In 2021, Canada embarked on the biggest social policy innovation in decades: a national $10-a-day child care system. Just a few years into the roll out, its positive impacts are clear. In addition to expanding access and reducing fees for many families, this program has created 50,000 new jobs and contributed $32-billion to Canada’s economy. We should all thank $10-a-day for keeping us out of a recession.
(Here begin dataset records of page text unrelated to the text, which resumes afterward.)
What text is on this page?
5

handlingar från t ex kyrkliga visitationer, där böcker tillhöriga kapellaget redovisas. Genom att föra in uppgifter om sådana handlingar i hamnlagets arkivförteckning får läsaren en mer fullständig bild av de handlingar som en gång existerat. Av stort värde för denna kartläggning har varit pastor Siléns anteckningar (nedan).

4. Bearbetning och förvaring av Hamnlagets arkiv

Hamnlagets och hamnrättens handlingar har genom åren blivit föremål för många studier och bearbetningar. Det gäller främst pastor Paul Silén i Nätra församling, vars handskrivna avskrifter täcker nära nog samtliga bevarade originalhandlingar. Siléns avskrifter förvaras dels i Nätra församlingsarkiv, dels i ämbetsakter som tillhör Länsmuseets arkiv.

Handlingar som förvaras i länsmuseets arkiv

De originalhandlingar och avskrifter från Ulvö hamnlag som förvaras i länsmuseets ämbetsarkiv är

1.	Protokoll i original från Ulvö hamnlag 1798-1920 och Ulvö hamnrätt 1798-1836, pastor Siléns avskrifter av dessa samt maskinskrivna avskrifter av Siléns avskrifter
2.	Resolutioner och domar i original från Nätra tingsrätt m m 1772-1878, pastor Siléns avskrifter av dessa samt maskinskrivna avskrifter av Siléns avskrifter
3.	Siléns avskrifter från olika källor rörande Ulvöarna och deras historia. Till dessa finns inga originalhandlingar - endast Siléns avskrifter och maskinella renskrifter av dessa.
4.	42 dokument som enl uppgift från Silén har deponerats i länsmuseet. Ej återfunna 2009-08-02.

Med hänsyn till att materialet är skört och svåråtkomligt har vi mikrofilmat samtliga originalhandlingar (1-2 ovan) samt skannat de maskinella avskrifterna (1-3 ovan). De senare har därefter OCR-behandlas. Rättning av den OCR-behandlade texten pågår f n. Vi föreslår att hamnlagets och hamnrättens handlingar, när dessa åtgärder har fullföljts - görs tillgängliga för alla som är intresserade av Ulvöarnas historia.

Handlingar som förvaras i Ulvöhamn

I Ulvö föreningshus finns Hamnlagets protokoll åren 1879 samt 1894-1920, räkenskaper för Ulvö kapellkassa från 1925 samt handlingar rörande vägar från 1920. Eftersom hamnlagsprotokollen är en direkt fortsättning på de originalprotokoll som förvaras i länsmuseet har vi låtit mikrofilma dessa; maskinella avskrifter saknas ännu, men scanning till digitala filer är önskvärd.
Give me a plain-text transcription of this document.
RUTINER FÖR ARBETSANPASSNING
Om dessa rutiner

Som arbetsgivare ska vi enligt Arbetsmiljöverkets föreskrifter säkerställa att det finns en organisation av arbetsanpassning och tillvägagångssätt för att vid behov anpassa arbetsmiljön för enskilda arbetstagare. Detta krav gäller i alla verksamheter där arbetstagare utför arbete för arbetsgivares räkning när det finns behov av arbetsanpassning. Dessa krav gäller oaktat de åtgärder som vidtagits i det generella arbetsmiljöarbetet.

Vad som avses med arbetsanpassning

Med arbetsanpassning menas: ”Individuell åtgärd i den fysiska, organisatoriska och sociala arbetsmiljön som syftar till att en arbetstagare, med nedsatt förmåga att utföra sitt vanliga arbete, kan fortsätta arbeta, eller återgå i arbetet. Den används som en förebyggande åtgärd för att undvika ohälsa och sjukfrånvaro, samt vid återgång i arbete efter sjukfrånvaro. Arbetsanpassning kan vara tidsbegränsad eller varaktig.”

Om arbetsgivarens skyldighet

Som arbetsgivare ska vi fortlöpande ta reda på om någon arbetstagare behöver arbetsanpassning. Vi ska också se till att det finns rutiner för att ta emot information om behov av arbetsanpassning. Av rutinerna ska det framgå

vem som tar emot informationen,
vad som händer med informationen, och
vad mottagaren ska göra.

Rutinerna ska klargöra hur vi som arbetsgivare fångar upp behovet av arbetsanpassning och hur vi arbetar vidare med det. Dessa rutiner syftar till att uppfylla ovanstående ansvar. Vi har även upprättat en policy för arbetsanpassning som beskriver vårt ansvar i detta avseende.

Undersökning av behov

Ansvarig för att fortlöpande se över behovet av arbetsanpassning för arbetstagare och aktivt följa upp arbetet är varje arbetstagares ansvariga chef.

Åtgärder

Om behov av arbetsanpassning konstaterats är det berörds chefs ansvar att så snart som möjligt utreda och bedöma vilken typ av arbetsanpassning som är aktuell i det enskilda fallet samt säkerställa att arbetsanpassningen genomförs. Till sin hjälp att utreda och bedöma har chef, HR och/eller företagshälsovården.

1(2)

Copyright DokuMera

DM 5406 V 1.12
The 2025 budget should stand firmly behind this successful program, and invest what’s needed to make sure faster implementation is a top priority – especially in provinces that are dragging their feet, and slowing down families’ access to the affordable and high-quality care they need.

 

6. Make future budgets and governments more accountable by measuring what matters

We all have a stake in making sure that we get the best bang for our taxpayer bucks, but there are big gaps in measuring what matters for investing in wellbeing from the early years onwards. Filling them means adopting four new evidence-based metrics in Budget 2025:

7. Enshrine these policy commitments in legislation

Canada needs legislation to safeguard the wellbeing of younger and future generations. This legislation would shape national policies that protect a healthy childhood, home, planet by:

  • Ensuring governments consider the wellbeing of all generations in budget decisions (supported by the above metrics)
  • Establishing a minister, commissioner, and advisory body to work as tugboats that keep the freighter of government activity on track for generational fairness

Together, these recommendations will go a long way towards restoring responsible stewardship of our national finances.

Growing deficits have become a fixture of federal budgets, largely thanks to our failure to adequately prepare for population aging. Deficits leave a legacy of unpaid bills to younger and future generations of Canadians – and they compromise the solid economic foundation we need to be resilient in the face of global instability and emerging economic risks. Budget 2025 can grapple with the structural causes of current deficits in generationally fair ways by following our evidence-based policy prescriptions.